Romanian Football is Facing a Major Crisis
Romania's shameful elimination from Euro 2016, and also the chronic problems in the Romanian football are these days making headlines in Bucharest.
Bogdan Matei, 28.06.2016, 13:51
Nothing sparks
off more heated debates in Romania save for politics and football. If in
politics, likes and dislikes are shared between the left and the right, between
those in power and the opposition, between one politician or another, the
national football side is believed to represent all the Romanians. And everyone
seems to share the belief of a former football star, Sorin Cartu, according to
whom, we’ve had the most lackluster national team since the 70s, after the
Romanian eleven came a cropper in their attempt to qualify for the round of 16 at
EURO 2016 in France.
After conceding a one-nil defeat to Albania on June 19th,
an unprecedented result since 1948, our footballers ended up in the last
position of Group A with only one point out of three games. In the first two
matches, Romania had been outperformed by the host country 1-2, holding
Switzerland to a one-all draw in their second game. Before calling for the
resignation of the headcoach and the bosses at the Federation, Romanian sports
daily Gazeta Sporturilor wrote: ‘with
outmoded headcoach Anghel Iordanescu at the helm, our team proved to be in dire
need of a working attack strategy, putting up a show with a lot of mistakes in
the defence line and by its goalie.’
A week after
Romania’s failure at Euro 2016, the Romanian Football Federation chief, Razvan
Burleanu, has announced that the national team’s coach will not have his
contract prolonged; Iordanescu’s contract is due to expire this summer. His
replacement is to be announced by the end of EURO 2016, Burleanu has also told
a news conference in which he blamed the recent failure on the disastrous
situation inherited from his predecessor, Mircea Sandu, who withdrew in 2014
after almost half a century of discretionary rule of the federation. Burleanu
has described the situation as a ‘desert’ or a ‘swamp’, and to a certain
extent, pundits agree with him, pointing the finger at the endemic corruption
in the Romanian football, which is on the brink of bankruptcy and at the bottom
end of competitive sports.
Both Sandu and
the former head of the Professional Football League, Dumitru Dragomir are
facing corruption charges in several legal investigations. Numerous former
agents, club chairs and owners have already been placed behind bars.

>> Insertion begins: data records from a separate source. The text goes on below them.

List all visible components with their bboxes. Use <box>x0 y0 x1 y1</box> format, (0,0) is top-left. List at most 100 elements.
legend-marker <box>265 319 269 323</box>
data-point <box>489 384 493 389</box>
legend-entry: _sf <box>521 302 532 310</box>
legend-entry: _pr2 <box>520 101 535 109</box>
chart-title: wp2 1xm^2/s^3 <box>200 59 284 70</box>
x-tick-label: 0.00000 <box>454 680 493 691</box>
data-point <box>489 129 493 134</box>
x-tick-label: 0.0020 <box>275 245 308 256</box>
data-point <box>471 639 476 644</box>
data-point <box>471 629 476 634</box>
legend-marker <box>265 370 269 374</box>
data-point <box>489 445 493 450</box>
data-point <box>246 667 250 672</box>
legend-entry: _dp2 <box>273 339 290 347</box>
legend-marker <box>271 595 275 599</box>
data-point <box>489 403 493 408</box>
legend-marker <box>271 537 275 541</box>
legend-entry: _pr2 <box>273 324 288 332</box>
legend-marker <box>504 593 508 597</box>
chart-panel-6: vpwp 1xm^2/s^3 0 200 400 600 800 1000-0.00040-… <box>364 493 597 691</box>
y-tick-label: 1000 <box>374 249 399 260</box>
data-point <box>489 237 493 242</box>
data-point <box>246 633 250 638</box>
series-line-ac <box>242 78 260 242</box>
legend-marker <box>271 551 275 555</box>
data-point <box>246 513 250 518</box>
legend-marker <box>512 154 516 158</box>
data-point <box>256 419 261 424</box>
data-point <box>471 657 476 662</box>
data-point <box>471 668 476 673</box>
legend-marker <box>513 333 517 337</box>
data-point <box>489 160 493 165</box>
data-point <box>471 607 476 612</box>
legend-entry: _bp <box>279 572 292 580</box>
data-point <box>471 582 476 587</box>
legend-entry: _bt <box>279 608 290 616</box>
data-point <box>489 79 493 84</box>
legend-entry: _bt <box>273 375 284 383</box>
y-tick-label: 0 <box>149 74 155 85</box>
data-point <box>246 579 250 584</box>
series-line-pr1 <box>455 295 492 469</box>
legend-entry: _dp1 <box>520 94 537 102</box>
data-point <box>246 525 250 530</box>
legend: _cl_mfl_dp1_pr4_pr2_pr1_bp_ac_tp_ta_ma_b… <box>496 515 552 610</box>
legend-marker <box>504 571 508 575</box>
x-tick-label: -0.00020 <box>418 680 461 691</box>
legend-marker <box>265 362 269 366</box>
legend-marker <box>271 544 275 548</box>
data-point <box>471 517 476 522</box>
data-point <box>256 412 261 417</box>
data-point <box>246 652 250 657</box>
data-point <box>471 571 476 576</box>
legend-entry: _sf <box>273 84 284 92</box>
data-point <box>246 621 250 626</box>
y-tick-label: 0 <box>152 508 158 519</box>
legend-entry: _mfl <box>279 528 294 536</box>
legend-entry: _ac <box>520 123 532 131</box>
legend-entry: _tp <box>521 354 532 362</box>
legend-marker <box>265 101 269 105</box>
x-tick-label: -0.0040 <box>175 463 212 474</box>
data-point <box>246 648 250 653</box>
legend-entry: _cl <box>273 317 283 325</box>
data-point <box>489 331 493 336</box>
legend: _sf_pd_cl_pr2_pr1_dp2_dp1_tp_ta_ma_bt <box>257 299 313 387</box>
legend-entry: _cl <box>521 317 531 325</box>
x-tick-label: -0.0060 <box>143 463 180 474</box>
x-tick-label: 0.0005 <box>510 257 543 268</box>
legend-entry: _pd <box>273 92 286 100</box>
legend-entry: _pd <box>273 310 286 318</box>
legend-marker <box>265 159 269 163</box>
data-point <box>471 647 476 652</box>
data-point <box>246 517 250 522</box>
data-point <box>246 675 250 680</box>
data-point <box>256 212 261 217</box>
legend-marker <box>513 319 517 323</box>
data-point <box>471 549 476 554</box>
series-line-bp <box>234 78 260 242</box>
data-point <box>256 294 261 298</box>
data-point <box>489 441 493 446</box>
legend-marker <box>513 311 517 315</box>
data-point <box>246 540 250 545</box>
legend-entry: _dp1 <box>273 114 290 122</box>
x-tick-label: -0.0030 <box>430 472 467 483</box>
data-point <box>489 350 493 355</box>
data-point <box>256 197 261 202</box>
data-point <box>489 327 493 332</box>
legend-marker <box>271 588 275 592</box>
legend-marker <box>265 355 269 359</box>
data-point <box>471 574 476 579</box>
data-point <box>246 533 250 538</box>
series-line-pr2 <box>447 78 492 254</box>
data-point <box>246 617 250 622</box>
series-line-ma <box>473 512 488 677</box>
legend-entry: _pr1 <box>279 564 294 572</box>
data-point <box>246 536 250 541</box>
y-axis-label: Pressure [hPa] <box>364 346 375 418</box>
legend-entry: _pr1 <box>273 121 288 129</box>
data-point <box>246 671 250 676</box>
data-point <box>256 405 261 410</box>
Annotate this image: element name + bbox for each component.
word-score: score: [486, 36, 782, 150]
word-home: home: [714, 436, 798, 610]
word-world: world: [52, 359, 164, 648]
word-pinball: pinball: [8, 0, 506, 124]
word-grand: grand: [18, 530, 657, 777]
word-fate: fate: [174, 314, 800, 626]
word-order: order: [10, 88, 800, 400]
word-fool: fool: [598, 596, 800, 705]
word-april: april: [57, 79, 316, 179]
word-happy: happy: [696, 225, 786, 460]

Debt-burdened football clubs are struggling with insolvency and some are already
in the red. If their predecessors in the 90s were in the lineups of famous
sides such as Real Madrid, Barcelona, AC Milan or Ajax Amsterdam, Romanian
international players are today substitutes of teams in the Balkans or the Persian
Gulf. However, all these are nothing but poor excuses for the lack of
professionalism of the incumbent Federation bosses, who seem to have come out
of the blue, and are being held in place with support from the political class
and the intelligence services, as newspapers speculate. Preliminaries for the
World Cup 2018 in Russia are due to begin on September 4th, and
being part of a group, which also includes Denmark, Montenegro, Armenia and
Kazahstan, Romania stands poor chances to qualify.